The Securities Litigation Uniform Standards Act of 1998 (“SLUSA”) precludes any “covered class action” based upon state law that alleges a misrepresentation in connection with the purchase or sale of nationally traded securities. The defendants are permitted to remove the case to federal district court for a determination as to whether the case is precluded by the statute. If so, the district court must dismiss the case; if not, the district court must remand the case back to state court.
SLUSA has a bifurcated definition of “covered class action” for a single lawsuit. The action qualifies as a covered class action when (in relevant part) either (a) damages are sought on behalf of more than 50 persons or prospective class members; or (b) one or more named parties seek to recover damages on a representative basis on behalf of themselves and other unnamed parties similarly situated.
In Nielen-Thomas v. Concorde Investment Services, LLC, 2019 WL 302766 (7th Cir. Jan. 24, 2019), the Seventh Circuit considered whether a putative class action meeting all of the other requirements for SLUSA preclusion, but brought on behalf of “between thirty-five and forty-nine members,” should be allowed to proceed in state court. The plaintiffs argued that the two definitions of “covered class action” were “separate, independent bases for excluding securities class actions from SLUSA’s proscriptions” so that being excluded under one was sufficient, or, alternatively, the fifty-person threshold must apply to both definitions to avoid making the second definition superfluous. The Seventh Circuit disagreed.
The Seventh Circuit found that while there was an overlap between the two definitions, each had a separate meaning. Under the first definition, the action could “be treated as a class action even if all plaintiffs are identified in the complaint and no plaintiff is pursuing claims as a representative on behalf of others, if there are more than fifty such plaintiffs and SLUSA’s other requirements are met.” The second definition, in contrast, “includes any action brought as a putative class action in the traditional Rule 23 meaning of the term.” The Seventh Circuit also found that this interpretation is consistent with SLUSA’s purpose and legislative history, noting that Congress wanted to prevent plaintiffs from circumventing the barriers to federal securities class actions by simply filing them in state court (no matter how large the size of the class). Because the case before the court clearly was a putative class action, it fell within the second definition and was precluded.

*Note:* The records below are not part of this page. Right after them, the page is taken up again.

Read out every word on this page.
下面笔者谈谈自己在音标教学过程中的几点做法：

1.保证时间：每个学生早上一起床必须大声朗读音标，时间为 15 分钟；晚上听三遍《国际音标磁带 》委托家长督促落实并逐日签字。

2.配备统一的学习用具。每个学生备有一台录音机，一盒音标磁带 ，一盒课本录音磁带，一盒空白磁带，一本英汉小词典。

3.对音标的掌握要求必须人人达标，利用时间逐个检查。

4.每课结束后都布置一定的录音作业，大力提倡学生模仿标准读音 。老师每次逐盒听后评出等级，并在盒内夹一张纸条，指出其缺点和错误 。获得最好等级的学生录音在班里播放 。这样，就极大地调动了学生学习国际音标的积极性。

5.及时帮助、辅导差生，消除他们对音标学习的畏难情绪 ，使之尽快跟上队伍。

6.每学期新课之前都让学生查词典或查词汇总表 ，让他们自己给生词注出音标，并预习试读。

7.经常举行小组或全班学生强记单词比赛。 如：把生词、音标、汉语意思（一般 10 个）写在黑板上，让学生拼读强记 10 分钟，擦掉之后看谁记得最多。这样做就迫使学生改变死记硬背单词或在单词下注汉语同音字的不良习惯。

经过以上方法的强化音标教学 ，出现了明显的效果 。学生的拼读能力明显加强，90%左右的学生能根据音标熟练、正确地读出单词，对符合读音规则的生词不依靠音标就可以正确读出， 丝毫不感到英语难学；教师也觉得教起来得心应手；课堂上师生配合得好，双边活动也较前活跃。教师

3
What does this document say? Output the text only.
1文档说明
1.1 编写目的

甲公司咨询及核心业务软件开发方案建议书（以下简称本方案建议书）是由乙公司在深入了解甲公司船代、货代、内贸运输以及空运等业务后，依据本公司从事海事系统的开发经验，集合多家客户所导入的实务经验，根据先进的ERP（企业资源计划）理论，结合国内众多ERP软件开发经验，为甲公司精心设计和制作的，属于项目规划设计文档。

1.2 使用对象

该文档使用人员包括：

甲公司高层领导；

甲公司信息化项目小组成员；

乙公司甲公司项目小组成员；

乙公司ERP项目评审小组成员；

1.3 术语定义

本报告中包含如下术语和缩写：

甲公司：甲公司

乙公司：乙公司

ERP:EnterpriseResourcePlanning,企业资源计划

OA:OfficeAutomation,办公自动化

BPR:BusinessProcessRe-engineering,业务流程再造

Holding: Dismissal affirmed.
Quote of note: “To the extent the identities of any of the other putative class members are known, and these individuals wish to pursue claims on their own behalf in state court under state law, nothing in SLUSA prevents them from doing so (provided there are fewer than fifty such plaintiffs for which common questions of law or fact predominate). What SLUSA does preclude these individuals from doing is continuing to pursue their claims in the form of a class action.”